Ron has been doing quite well with the Gem/Cis treatments so far. Last week after we flew from ND to AZ he ended up having nausea for 3 days, before he had his next chemo treatment (last Friday) and he's been good ever since. He's been fighting a head cold for about 10 days now and is almost over that. This really threw him for a loop. It seems that he feels great on days 1-3 or 4 of chemo and then exhaustion sets in. So far he has never experienced any jaundice but he has some itching on his lower extremities. So overall, he's handling the cancer and chemo quite well.

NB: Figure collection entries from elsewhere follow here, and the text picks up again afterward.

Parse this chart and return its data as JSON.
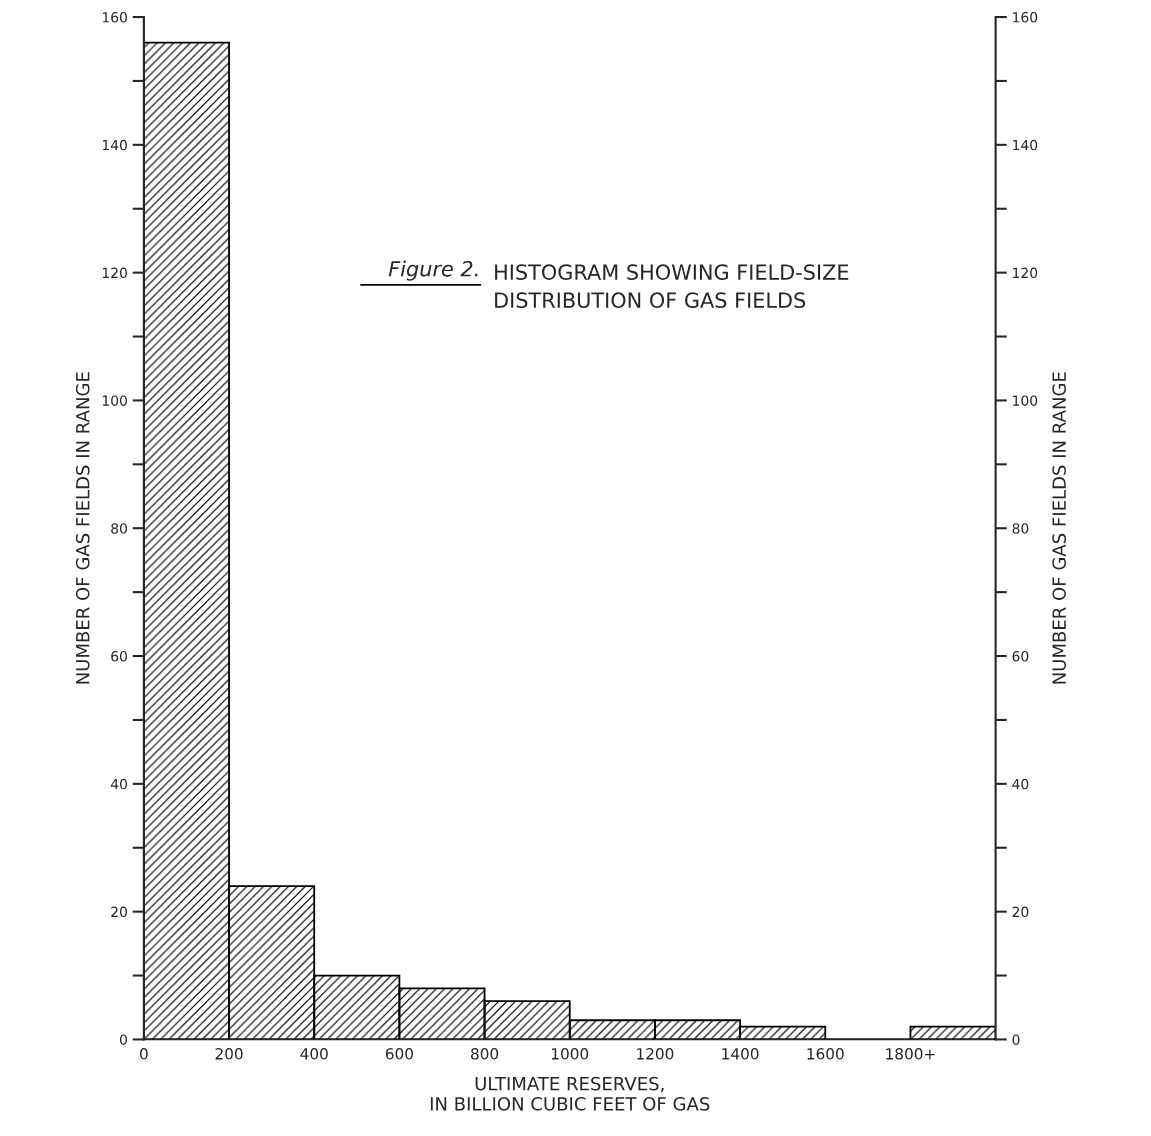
{
  "chart_data": {
    "type": "histogram",
    "title": "HISTOGRAM SHOWING FIELD-SIZE\nDISTRIBUTION OF GAS FIELDS",
    "annotations": [
      "Figure 2."
    ],
    "xlabel": "ULTIMATE RESERVES,\nIN BILLION CUBIC FEET OF GAS",
    "ylabel": "NUMBER OF GAS FIELDS IN RANGE",
    "y2label": "NUMBER OF GAS FIELDS IN RANGE",
    "bins": [
      0,
      200,
      400,
      600,
      800,
      1000,
      1200,
      1400,
      1600,
      1800,
      2000
    ],
    "values": [
      156,
      24,
      10,
      8,
      6,
      3,
      3,
      2,
      0,
      2
    ],
    "color": "#000000",
    "xlim": [
      0,
      2000
    ],
    "xticks": [
      0,
      200,
      400,
      600,
      800,
      1000,
      1200,
      1400,
      1600,
      {
        "value": 1800,
        "label": "1800+"
      }
    ],
    "ylim": [
      0,
      160
    ],
    "yticks": [
      0,
      {
        "value": 10,
        "label": null
      },
      20,
      {
        "value": 30,
        "label": null
      },
      40,
      {
        "value": 50,
        "label": null
      },
      60,
      {
        "value": 70,
        "label": null
      },
      80,
      {
        "value": 90,
        "label": null
      },
      100,
      {
        "value": 110,
        "label": null
      },
      120,
      {
        "value": 130,
        "label": null
      },
      140,
      {
        "value": 150,
        "label": null
      },
      160
    ],
    "y2lim": [
      0,
      160
    ],
    "y2ticks": [
      0,
      {
        "value": 10,
        "label": null
      },
      20,
      {
        "value": 30,
        "label": null
      },
      40,
      {
        "value": 50,
        "label": null
      },
      60,
      {
        "value": 70,
        "label": null
      },
      80,
      {
        "value": 90,
        "label": null
      },
      100,
      {
        "value": 110,
        "label": null
      },
      120,
      {
        "value": 130,
        "label": null
      },
      140,
      {
        "value": 150,
        "label": null
      },
      160
    ],
    "grid": false,
    "legend": false
  }
}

His liver enzymes are normal now, but the CA 19-9 is still quite high. Hgb has been staying steady around 9.0. He's had 2 shots to boost his WBC count and platelets haven't been affected so far.
Dr. Choi's plans are to continue the chemo treatments for 4 more weeks with one week off in between and then do all new scans, including a PET scan. Then we'll see what he has in mind. Could be a merrier Christmas than what we expected!
Mark - My husband, Ron, who was diagnosed with CC only 2 months ago, has been undergoing chemo treatments of Gem/Cis and it has been working very well for him. We have been told that the tumor IS shrinking, so don't be discouraged if you read that this treatment hasn't worked for someone else.
Ron will be having new scans done in 2 weeks and we are looking forward to seeing some positive results! Take care.
Ladylinden, my husband is stage 4. No other organ involvement besides the liver. You can read all the details under the new member section. Dr told Ron that his cancer cannot be cured and if he chose not to have chemo he would only live 6 months or so. CC is a very fast growing cancer! Ron started gem/cis and has been doing great..... much improved. Before chemo he was nauseated and had abdominal pain. Now that is gone and his tumor is shrinking. He has new scans in 2 weeks. I strongly recommend starting treatment.